Meet your instructor

Don McPeak
Don McPeakWire Service Sports Photographer (Retired)
My journey began on the sidelines of high school football games and progressed into a 'Bucket List' line item. In fact, I started out like many of you, with a passion for action photography and a hunger to learn more. But initially, I didn't have any instructors or mentors. I had to figure things out largely on my own. Over time, I got better at taking pictures and landed assignments with small local papers.
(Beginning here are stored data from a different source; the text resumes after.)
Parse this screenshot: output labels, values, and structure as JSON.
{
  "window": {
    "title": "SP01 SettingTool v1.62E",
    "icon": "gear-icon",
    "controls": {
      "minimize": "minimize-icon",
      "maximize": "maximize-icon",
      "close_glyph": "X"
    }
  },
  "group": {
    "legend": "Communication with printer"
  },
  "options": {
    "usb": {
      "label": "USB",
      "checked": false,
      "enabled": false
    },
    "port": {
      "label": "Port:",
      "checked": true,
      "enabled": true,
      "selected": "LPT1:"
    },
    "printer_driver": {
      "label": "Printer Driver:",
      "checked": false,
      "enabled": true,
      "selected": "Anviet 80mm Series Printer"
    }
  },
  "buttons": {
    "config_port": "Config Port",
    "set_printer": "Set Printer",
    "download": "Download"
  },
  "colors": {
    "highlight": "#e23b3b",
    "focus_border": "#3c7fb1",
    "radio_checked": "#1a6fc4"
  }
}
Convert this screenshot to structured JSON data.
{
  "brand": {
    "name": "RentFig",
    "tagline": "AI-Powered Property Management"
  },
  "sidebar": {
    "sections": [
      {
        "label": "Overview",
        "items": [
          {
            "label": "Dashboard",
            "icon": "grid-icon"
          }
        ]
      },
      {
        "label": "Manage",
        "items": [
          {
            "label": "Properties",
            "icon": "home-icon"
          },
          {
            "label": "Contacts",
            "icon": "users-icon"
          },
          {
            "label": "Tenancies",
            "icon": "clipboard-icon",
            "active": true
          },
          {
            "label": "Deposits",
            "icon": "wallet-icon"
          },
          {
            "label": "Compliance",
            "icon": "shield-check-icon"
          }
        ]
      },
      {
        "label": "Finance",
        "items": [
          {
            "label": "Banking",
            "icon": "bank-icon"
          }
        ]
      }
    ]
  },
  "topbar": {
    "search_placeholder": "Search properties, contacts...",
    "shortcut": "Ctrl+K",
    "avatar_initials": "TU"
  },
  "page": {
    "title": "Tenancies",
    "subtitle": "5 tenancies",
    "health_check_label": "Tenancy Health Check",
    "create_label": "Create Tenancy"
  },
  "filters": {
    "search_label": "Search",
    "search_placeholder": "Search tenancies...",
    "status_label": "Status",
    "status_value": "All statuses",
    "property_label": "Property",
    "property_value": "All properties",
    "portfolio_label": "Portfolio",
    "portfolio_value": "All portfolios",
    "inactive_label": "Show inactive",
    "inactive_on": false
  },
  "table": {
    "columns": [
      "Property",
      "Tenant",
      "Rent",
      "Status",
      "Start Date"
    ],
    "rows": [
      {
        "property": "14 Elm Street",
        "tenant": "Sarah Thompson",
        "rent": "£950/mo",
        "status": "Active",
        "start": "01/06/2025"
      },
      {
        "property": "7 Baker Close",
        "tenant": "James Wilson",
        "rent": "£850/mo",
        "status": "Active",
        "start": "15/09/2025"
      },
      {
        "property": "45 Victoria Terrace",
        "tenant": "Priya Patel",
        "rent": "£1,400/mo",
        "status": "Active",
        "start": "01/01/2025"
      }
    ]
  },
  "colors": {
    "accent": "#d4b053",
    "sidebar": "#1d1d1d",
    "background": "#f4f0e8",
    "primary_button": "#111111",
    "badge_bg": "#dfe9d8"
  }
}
Eventually, I got a part time gig with a local university, taking photos of their basketball games and from there was 'discovered' by a wire service and ultimately mentored by a Sports Illustrated staff photographer. While I have won sports photojournlism awards, I have also been recognized for my fashion / beauty work as well. (Finalist in two categories in International Fashion photo competition.) My work has appeared on magazine covers along with adverts for sports publications. (One of my photos was used by Reuters for their international ad campaign.) After nearly fifteen years as an award-winning professional sports photojournalist (US Presswire, USA TODAY Sports, Reuters), I am offering my experience and advice in this beginner’s class. With well over 10,000 published photos, I believe I have the credibility to guide you through this first phase of your own journey.